Resilient Cities

Responding to Peak Oil and Climate Change
Peter Newman, Tim Beatley, and Heather Boyer
New Vehicle Efficiency? 


What Do We Do About New Vehicles?

Lester Brown, through his Worldwatch Institute and now his Earth Institute, is one of the few broad commentators who have caught hold of the peak oil issue, but can still give a relatively optimistic view which integrates vehicle changes with other policy issues; he suggests:

For the U.S. automotive fuel economy, the key to greatly reducing oil use and carbon emissions is gas-electric hybrid cars. The average new car sold in the United States last year got 22 miles to the gallon, compared with 55 miles per gallon for the Toyota Prius. If the United States decided for oil security and climate stabilization reasons to replace its entire fleet of passenger vehicles with super-efficient gas-electric hybrids over the next 10 years, gasoline use could easily be cut in half. This would involve no change in the number of cars or miles driven, only a shift to the most efficient automotive propulsion technology now available.

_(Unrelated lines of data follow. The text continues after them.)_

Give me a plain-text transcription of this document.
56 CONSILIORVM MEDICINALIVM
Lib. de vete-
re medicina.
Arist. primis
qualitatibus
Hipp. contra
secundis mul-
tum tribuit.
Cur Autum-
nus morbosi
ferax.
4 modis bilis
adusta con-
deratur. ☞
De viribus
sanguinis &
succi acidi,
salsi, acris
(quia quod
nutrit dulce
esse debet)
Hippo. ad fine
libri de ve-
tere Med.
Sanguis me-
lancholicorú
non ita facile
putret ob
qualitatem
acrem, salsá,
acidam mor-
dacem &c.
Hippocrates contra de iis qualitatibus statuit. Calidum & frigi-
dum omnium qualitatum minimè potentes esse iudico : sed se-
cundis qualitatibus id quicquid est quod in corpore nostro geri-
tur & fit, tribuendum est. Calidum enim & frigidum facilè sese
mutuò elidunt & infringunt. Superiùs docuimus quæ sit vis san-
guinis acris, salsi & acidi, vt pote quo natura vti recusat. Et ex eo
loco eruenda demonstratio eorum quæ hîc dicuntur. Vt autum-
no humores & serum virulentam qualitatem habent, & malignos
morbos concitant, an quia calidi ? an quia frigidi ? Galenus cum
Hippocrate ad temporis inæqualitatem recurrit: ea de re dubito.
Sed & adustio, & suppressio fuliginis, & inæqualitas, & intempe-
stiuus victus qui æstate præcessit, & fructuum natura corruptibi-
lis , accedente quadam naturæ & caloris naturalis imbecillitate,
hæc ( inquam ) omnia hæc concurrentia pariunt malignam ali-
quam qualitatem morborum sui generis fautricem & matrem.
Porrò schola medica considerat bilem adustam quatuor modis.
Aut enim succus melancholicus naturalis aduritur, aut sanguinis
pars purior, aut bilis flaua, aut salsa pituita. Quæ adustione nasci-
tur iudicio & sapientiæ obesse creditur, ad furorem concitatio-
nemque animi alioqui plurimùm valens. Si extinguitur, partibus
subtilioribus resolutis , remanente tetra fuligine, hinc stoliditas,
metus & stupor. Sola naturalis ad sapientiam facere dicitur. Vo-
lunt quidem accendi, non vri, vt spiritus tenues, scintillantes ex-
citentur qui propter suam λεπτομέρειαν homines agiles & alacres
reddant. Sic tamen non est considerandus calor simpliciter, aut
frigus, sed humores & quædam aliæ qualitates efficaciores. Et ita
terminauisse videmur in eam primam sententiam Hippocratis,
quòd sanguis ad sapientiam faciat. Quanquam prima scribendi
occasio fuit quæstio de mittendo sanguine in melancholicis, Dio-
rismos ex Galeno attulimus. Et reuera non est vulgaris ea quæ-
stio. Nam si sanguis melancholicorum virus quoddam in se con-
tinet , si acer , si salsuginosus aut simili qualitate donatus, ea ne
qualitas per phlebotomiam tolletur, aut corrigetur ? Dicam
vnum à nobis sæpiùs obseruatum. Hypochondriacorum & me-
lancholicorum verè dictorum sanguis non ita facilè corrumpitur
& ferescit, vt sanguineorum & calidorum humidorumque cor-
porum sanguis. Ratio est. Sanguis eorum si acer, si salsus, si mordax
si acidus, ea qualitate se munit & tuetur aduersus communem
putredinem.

Beyond this, a gas-electric hybrid with an additional storage battery and a plug-in capacity would allow us to use electricity for short distance driving, such as the daily commute or grocery shopping. This could cut U.S. gasoline use by an additional 20 percent, for a total reduction of 70 percent. Then if we invest in thousands of wind farms across the country to feed cheap electricity into the grid, we could do most short-distance driving with wind energy, dramatically reducing both carbon emissions and the pressure on world oil supplies.

Using timers to recharge batteries with electricity coming from wind farms during the low demand hours between 1 and 6 a.m. costs the equivalent of 50¢-a-gallon gasoline. We have not only an inexhaustible alternative to dwindling reserves of oil, but an incredibly cheap one.